Growing up in Bensonville, Ill., “I was the model over-achiever,” he confesses. “I was in all the clubs … National Honors Society member … prize-winner … jock. I was the one on the pedestal.”
Then: “By accident, I found I loved to sing and it developed that I had a very fine and potentially great voice.”
“You sing like Mario Lanza,” said his teachers. Even so, “I was much more interested in football and wrestling,” he says. “Music wasn’t a pursuit. I couldn’t read a note of music or play an instrument.”
He still can’t, by the way, and has no regrets.
“The fact of the matter is that I was a football player who happened to be able to sing, too. Like an angel.”
So he ends up at IWU, auditioning with Verdi and Mussorgsky arias and winning a scholarship and … well … falling off that high school pedestal with a thud.
“I was NOT a particularly good ‘student,’ he confesses from the couch. “I cut a lot of classes and spent a lot of time drinking beer and pursing co-eds. I had a lot of Ds and Fs on my transcript when I finally graduated … a year AFTER the freshmen I began with!”
Sleeping off a long, liquid night at downtown Bloomington’s Polar Lounge was par for the course.
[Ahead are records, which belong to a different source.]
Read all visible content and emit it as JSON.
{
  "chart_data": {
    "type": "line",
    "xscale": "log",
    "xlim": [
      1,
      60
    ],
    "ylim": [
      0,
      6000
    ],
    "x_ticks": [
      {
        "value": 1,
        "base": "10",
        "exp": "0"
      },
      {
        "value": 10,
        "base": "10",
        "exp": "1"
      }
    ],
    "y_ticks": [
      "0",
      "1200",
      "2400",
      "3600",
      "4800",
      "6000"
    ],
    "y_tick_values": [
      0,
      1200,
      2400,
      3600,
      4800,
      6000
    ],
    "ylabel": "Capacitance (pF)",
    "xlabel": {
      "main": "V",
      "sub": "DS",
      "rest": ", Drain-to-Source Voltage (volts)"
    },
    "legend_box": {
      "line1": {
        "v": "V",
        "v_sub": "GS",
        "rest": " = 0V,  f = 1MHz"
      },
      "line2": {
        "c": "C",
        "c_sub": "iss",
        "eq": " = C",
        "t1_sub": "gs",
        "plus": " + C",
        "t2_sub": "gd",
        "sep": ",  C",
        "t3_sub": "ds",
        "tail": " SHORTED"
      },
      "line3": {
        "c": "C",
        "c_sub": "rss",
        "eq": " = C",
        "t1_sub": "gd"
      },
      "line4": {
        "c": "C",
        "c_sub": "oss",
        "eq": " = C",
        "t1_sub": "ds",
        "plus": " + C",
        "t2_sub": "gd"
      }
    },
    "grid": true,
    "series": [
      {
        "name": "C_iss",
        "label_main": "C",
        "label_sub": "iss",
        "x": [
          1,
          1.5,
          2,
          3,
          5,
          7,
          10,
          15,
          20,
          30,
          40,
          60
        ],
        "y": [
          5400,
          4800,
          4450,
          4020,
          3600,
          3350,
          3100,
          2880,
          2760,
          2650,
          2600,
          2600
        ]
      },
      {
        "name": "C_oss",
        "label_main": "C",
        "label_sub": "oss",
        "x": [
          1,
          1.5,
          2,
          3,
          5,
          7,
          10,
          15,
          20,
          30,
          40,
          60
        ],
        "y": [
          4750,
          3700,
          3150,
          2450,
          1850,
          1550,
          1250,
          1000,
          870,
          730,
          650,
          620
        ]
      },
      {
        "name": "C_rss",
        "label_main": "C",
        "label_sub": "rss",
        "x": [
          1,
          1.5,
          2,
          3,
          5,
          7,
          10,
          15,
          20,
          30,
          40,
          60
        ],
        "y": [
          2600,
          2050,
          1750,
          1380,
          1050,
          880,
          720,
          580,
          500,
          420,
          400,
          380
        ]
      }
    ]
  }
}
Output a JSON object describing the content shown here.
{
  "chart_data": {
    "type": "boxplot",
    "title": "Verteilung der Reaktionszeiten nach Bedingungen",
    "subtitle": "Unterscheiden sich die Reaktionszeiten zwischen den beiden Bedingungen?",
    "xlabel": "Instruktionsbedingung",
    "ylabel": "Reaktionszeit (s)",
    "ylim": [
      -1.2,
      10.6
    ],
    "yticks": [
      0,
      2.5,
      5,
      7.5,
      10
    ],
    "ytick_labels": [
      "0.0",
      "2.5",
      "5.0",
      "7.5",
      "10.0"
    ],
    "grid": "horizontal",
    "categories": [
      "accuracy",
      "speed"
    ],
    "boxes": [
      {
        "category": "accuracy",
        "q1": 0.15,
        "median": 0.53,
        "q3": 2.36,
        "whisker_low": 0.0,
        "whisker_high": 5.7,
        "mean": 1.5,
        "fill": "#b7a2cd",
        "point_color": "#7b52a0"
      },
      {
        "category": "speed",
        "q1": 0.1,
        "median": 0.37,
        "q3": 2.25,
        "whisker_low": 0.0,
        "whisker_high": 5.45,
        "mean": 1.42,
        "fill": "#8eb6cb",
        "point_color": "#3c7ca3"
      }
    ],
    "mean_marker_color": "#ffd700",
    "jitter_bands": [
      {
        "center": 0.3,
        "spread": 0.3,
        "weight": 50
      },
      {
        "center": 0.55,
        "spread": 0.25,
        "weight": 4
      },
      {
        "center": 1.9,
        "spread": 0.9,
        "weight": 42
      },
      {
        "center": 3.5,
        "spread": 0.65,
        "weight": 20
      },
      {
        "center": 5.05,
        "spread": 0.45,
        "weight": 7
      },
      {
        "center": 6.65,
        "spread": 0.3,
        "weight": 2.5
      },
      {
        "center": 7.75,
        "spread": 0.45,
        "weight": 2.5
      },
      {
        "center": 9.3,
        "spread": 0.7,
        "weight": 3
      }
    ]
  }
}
What happened to this former high school super-student?
Powers knows it’s tied to that lack of formal music education: couldn’t read a note, couldn’t play an instrument. “Suddenly, I was in a school where every student had played piano since they were 5 and they all knew what a C-major chord was,” he says.
The party-animal transformation could be chalked up as defense maneuver: “I wasn’t good enough, so I tried in some way to justify it by the fact that I was a jock underneath … a drunk … a girl-chaser.”
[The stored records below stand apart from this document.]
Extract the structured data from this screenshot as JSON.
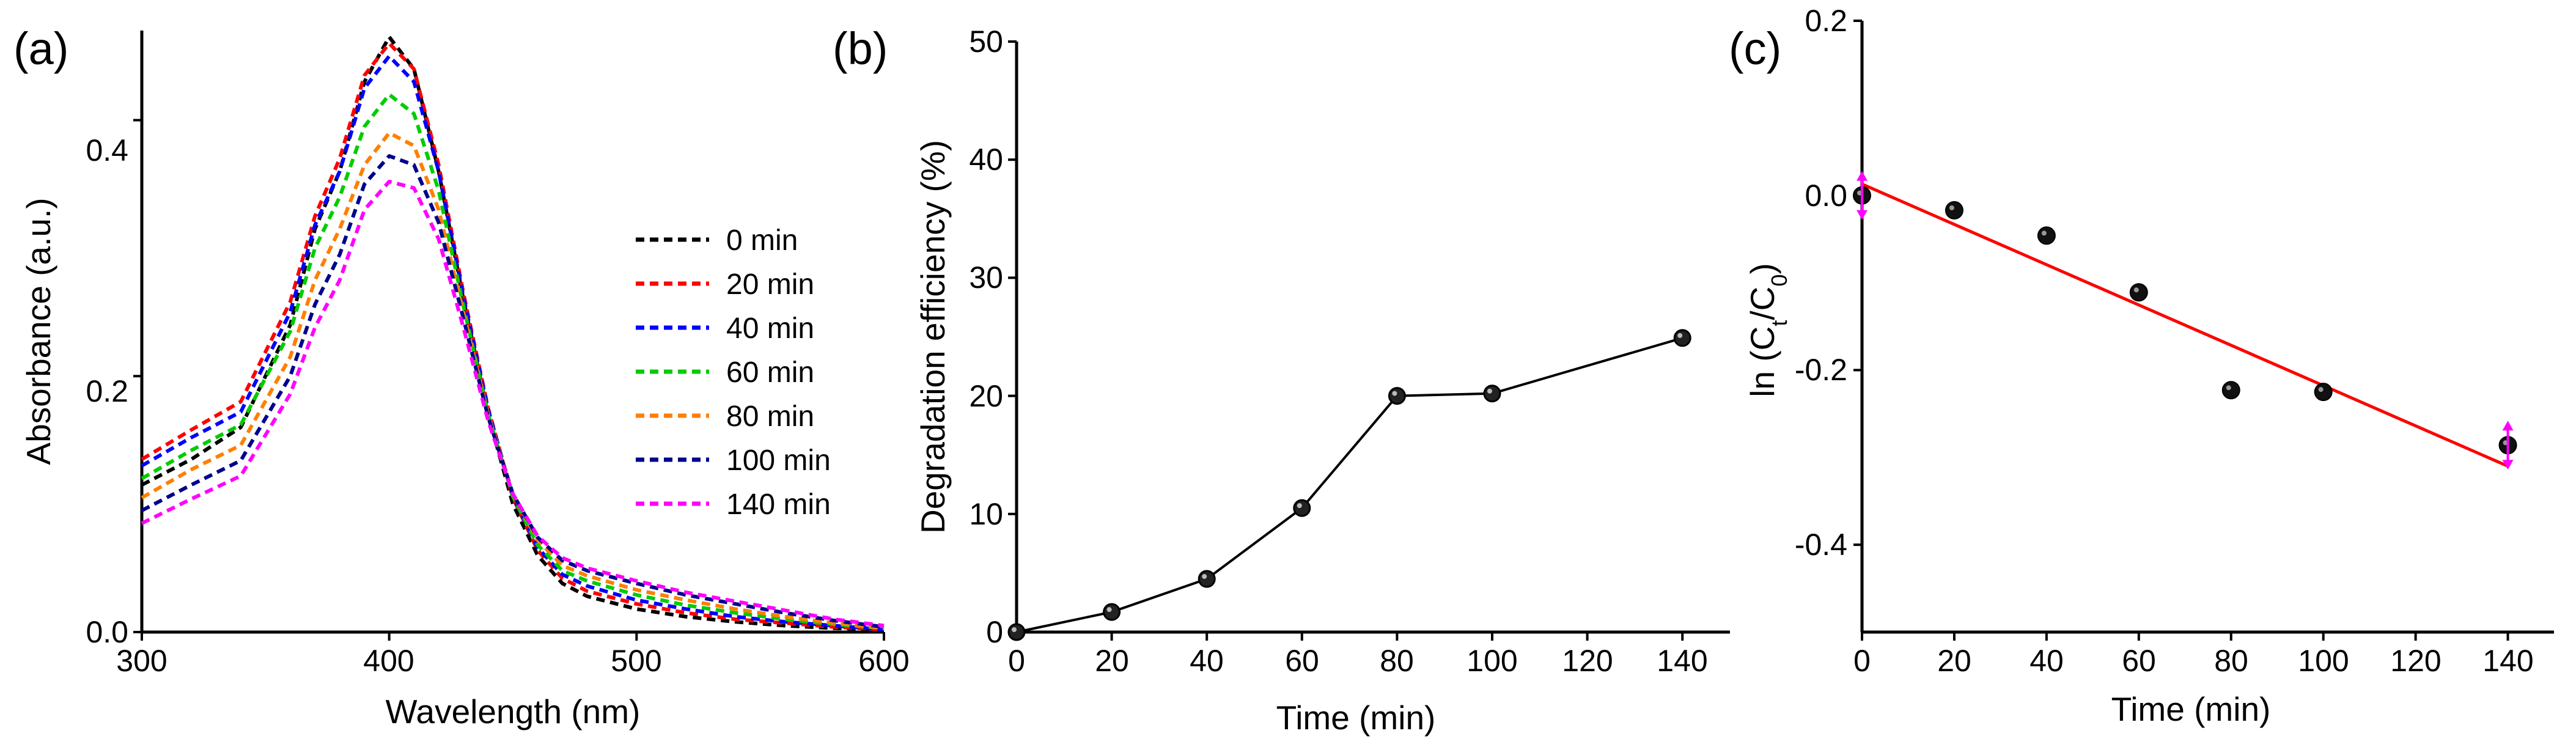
{
  "chart_data": [
    {
      "panel_label": "(a)",
      "type": "line",
      "xlabel": "Wavelength (nm)",
      "ylabel": "Absorbance (a.u.)",
      "xlim": [
        300,
        600
      ],
      "ylim": [
        0,
        0.47
      ],
      "xticks": [
        "300",
        "400",
        "500",
        "600"
      ],
      "yticks": [
        "0.0",
        "0.2",
        "0.4"
      ],
      "xtick_values": [
        300,
        400,
        500,
        600
      ],
      "ytick_values": [
        0.0,
        0.2,
        0.4
      ],
      "legend_position": "right",
      "line_style": "dashed",
      "x": [
        300,
        320,
        340,
        360,
        370,
        380,
        390,
        400,
        410,
        420,
        430,
        440,
        450,
        460,
        470,
        480,
        500,
        520,
        540,
        560,
        580,
        600
      ],
      "series": [
        {
          "name": "0 min",
          "color": "#000000",
          "values": [
            0.115,
            0.135,
            0.16,
            0.24,
            0.315,
            0.36,
            0.43,
            0.465,
            0.44,
            0.36,
            0.26,
            0.17,
            0.1,
            0.06,
            0.038,
            0.028,
            0.018,
            0.012,
            0.008,
            0.005,
            0.003,
            0.002
          ]
        },
        {
          "name": "20 min",
          "color": "#ff0000",
          "values": [
            0.135,
            0.158,
            0.18,
            0.258,
            0.325,
            0.37,
            0.435,
            0.46,
            0.44,
            0.365,
            0.265,
            0.175,
            0.105,
            0.064,
            0.042,
            0.032,
            0.022,
            0.015,
            0.01,
            0.007,
            0.004,
            0.002
          ]
        },
        {
          "name": "40 min",
          "color": "#0000ff",
          "values": [
            0.13,
            0.152,
            0.172,
            0.25,
            0.318,
            0.36,
            0.425,
            0.45,
            0.43,
            0.36,
            0.262,
            0.174,
            0.106,
            0.066,
            0.045,
            0.036,
            0.025,
            0.018,
            0.012,
            0.008,
            0.005,
            0.002
          ]
        },
        {
          "name": "60 min",
          "color": "#00cc00",
          "values": [
            0.12,
            0.142,
            0.162,
            0.235,
            0.3,
            0.34,
            0.395,
            0.42,
            0.405,
            0.345,
            0.255,
            0.17,
            0.106,
            0.068,
            0.048,
            0.04,
            0.029,
            0.021,
            0.015,
            0.01,
            0.006,
            0.003
          ]
        },
        {
          "name": "80 min",
          "color": "#ff7f00",
          "values": [
            0.105,
            0.127,
            0.146,
            0.215,
            0.275,
            0.315,
            0.365,
            0.39,
            0.38,
            0.33,
            0.25,
            0.17,
            0.108,
            0.072,
            0.052,
            0.044,
            0.033,
            0.025,
            0.018,
            0.012,
            0.007,
            0.003
          ]
        },
        {
          "name": "100 min",
          "color": "#00008b",
          "values": [
            0.095,
            0.115,
            0.134,
            0.2,
            0.256,
            0.295,
            0.35,
            0.372,
            0.365,
            0.32,
            0.245,
            0.168,
            0.108,
            0.074,
            0.056,
            0.048,
            0.038,
            0.029,
            0.022,
            0.015,
            0.009,
            0.004
          ]
        },
        {
          "name": "140 min",
          "color": "#ff00ff",
          "values": [
            0.085,
            0.104,
            0.122,
            0.186,
            0.238,
            0.275,
            0.33,
            0.352,
            0.347,
            0.307,
            0.238,
            0.165,
            0.108,
            0.075,
            0.058,
            0.05,
            0.04,
            0.031,
            0.024,
            0.017,
            0.01,
            0.005
          ]
        }
      ]
    },
    {
      "panel_label": "(b)",
      "type": "line",
      "xlabel": "Time (min)",
      "ylabel": "Degradation efficiency (%)",
      "xlim": [
        0,
        150
      ],
      "ylim": [
        0,
        50
      ],
      "xticks": [
        "0",
        "20",
        "40",
        "60",
        "80",
        "100",
        "120",
        "140"
      ],
      "yticks": [
        "0",
        "10",
        "20",
        "30",
        "40",
        "50"
      ],
      "xtick_values": [
        0,
        20,
        40,
        60,
        80,
        100,
        120,
        140
      ],
      "ytick_values": [
        0,
        10,
        20,
        30,
        40,
        50
      ],
      "series": [
        {
          "name": "Degradation efficiency",
          "color": "#000000",
          "x": [
            0,
            20,
            40,
            60,
            80,
            100,
            140
          ],
          "values": [
            0,
            1.7,
            4.5,
            10.5,
            20,
            20.2,
            24.9
          ]
        }
      ]
    },
    {
      "panel_label": "(c)",
      "type": "scatter",
      "xlabel": "Time (min)",
      "ylabel_main": "ln (C",
      "ylabel_sub1": "t",
      "ylabel_mid": "/C",
      "ylabel_sub2": "0",
      "ylabel_end": ")",
      "xlim": [
        0,
        150
      ],
      "ylim": [
        -0.5,
        0.2
      ],
      "xticks": [
        "0",
        "20",
        "40",
        "60",
        "80",
        "100",
        "120",
        "140"
      ],
      "yticks": [
        "0.2",
        "0.0",
        "-0.2",
        "-0.4"
      ],
      "xtick_values": [
        0,
        20,
        40,
        60,
        80,
        100,
        120,
        140
      ],
      "ytick_values": [
        0.2,
        0.0,
        -0.2,
        -0.4
      ],
      "series": [
        {
          "name": "ln(Ct/C0)",
          "color": "#000000",
          "x": [
            0,
            20,
            40,
            60,
            80,
            100,
            140
          ],
          "values": [
            0,
            -0.017,
            -0.046,
            -0.111,
            -0.223,
            -0.225,
            -0.286
          ]
        }
      ],
      "fit": {
        "color": "#ff0000",
        "x": [
          0,
          140
        ],
        "values": [
          0.013,
          -0.31
        ]
      },
      "error_markers_color": "#ff00ff"
    }
  ]
}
At least, he says, when he cut classes and failed them, he could also be found working on his vocal repertoire, which, in the end, saved his day. “That was the one good thing I devoted my energies to. I could get on stage, open my mouth and blow everyone away.”
Though technically, he adds, “I really had no business graduating.”
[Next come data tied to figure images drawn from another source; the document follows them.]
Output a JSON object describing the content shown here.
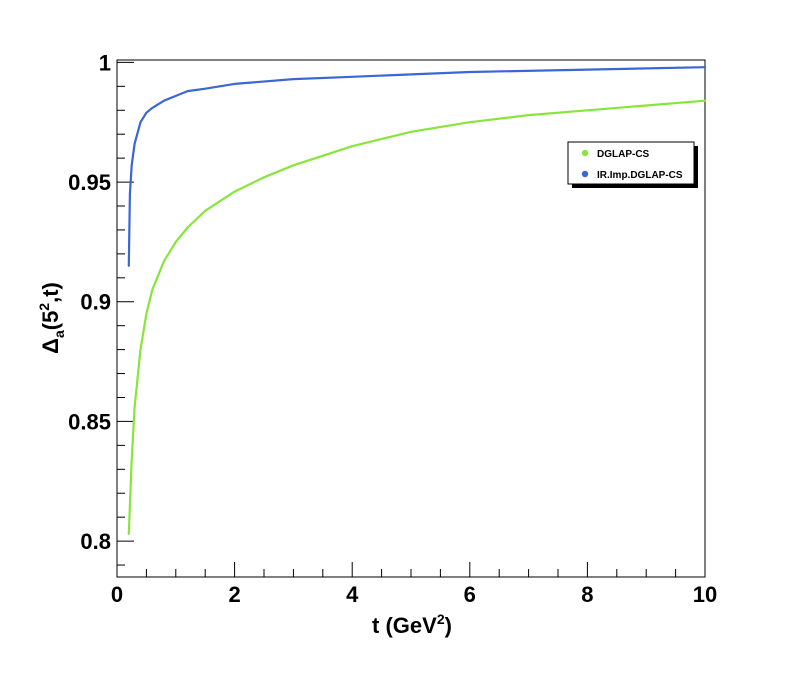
{
  "chart_data": {
    "type": "line",
    "xlabel": {
      "main": "t (GeV",
      "sup": "2",
      "close": ")"
    },
    "ylabel": {
      "delta": "Δ",
      "sub": "a",
      "pre": "(5",
      "sup": "2",
      "post": ",t)"
    },
    "xlim": [
      0,
      10
    ],
    "ylim": [
      0.785,
      1.001
    ],
    "x_ticks": [
      0,
      2,
      4,
      6,
      8,
      10
    ],
    "x_tick_labels": [
      "0",
      "2",
      "4",
      "6",
      "8",
      "10"
    ],
    "y_ticks": [
      0.8,
      0.85,
      0.9,
      0.95,
      1.0
    ],
    "y_tick_labels": [
      "0.8",
      "0.85",
      "0.9",
      "0.95",
      "1"
    ],
    "grid": false,
    "legend_position": "top-right",
    "series": [
      {
        "name": "DGLAP-CS",
        "color": "#88e53c",
        "x": [
          0.2,
          0.25,
          0.3,
          0.4,
          0.5,
          0.6,
          0.8,
          1.0,
          1.2,
          1.5,
          2.0,
          2.5,
          3.0,
          4.0,
          5.0,
          6.0,
          7.0,
          8.0,
          9.0,
          10.0
        ],
        "y": [
          0.803,
          0.834,
          0.856,
          0.88,
          0.895,
          0.905,
          0.917,
          0.925,
          0.931,
          0.938,
          0.946,
          0.952,
          0.957,
          0.965,
          0.971,
          0.975,
          0.978,
          0.98,
          0.982,
          0.984
        ]
      },
      {
        "name": "IR.Imp.DGLAP-CS",
        "color": "#3a66d6",
        "x": [
          0.2,
          0.22,
          0.25,
          0.3,
          0.4,
          0.5,
          0.6,
          0.8,
          1.0,
          1.2,
          1.5,
          2.0,
          3.0,
          4.0,
          6.0,
          8.0,
          10.0
        ],
        "y": [
          0.915,
          0.945,
          0.957,
          0.966,
          0.975,
          0.979,
          0.981,
          0.984,
          0.986,
          0.988,
          0.989,
          0.991,
          0.993,
          0.994,
          0.996,
          0.997,
          0.998
        ]
      }
    ]
  }
}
But, in the end, “The Voice” won out: He was IWU’s only set of bass pipes, and, in his freshman year, the spring opera, “Don Pasquale” was staged to accommodate it.
The angel beat the demons of drink, partying and scholastic failure. And the rest is history, a chunk of which will be re-created on the Westbrook Auditorium stage tonight.
Because of his bum academic record, they couldn’t give him a requisite “honors recital” in 1964; consider this a delayed reaction of sorts.
Or, as Powers puts it with mock-immodesty but genuine enthusiasm, “My triumphant return recital!”
At a glance
What: William Powers, bass-baritone, with pianist William Billingham
When: 8 o’clock tonight (Thursday Oct. 4)
Where: IWU Westbrook Auditorium
Program highlights: “Il Lacerato Spirito,” from Verdi’s “Simon Boccanegra; “The Catalogue Aria,” from Mozart’s “Don Giovanni,” “Vous Qui Faites,” from Gounod’s “Faust,” Cole Porter’s “I’ve Got You Under My Skin.”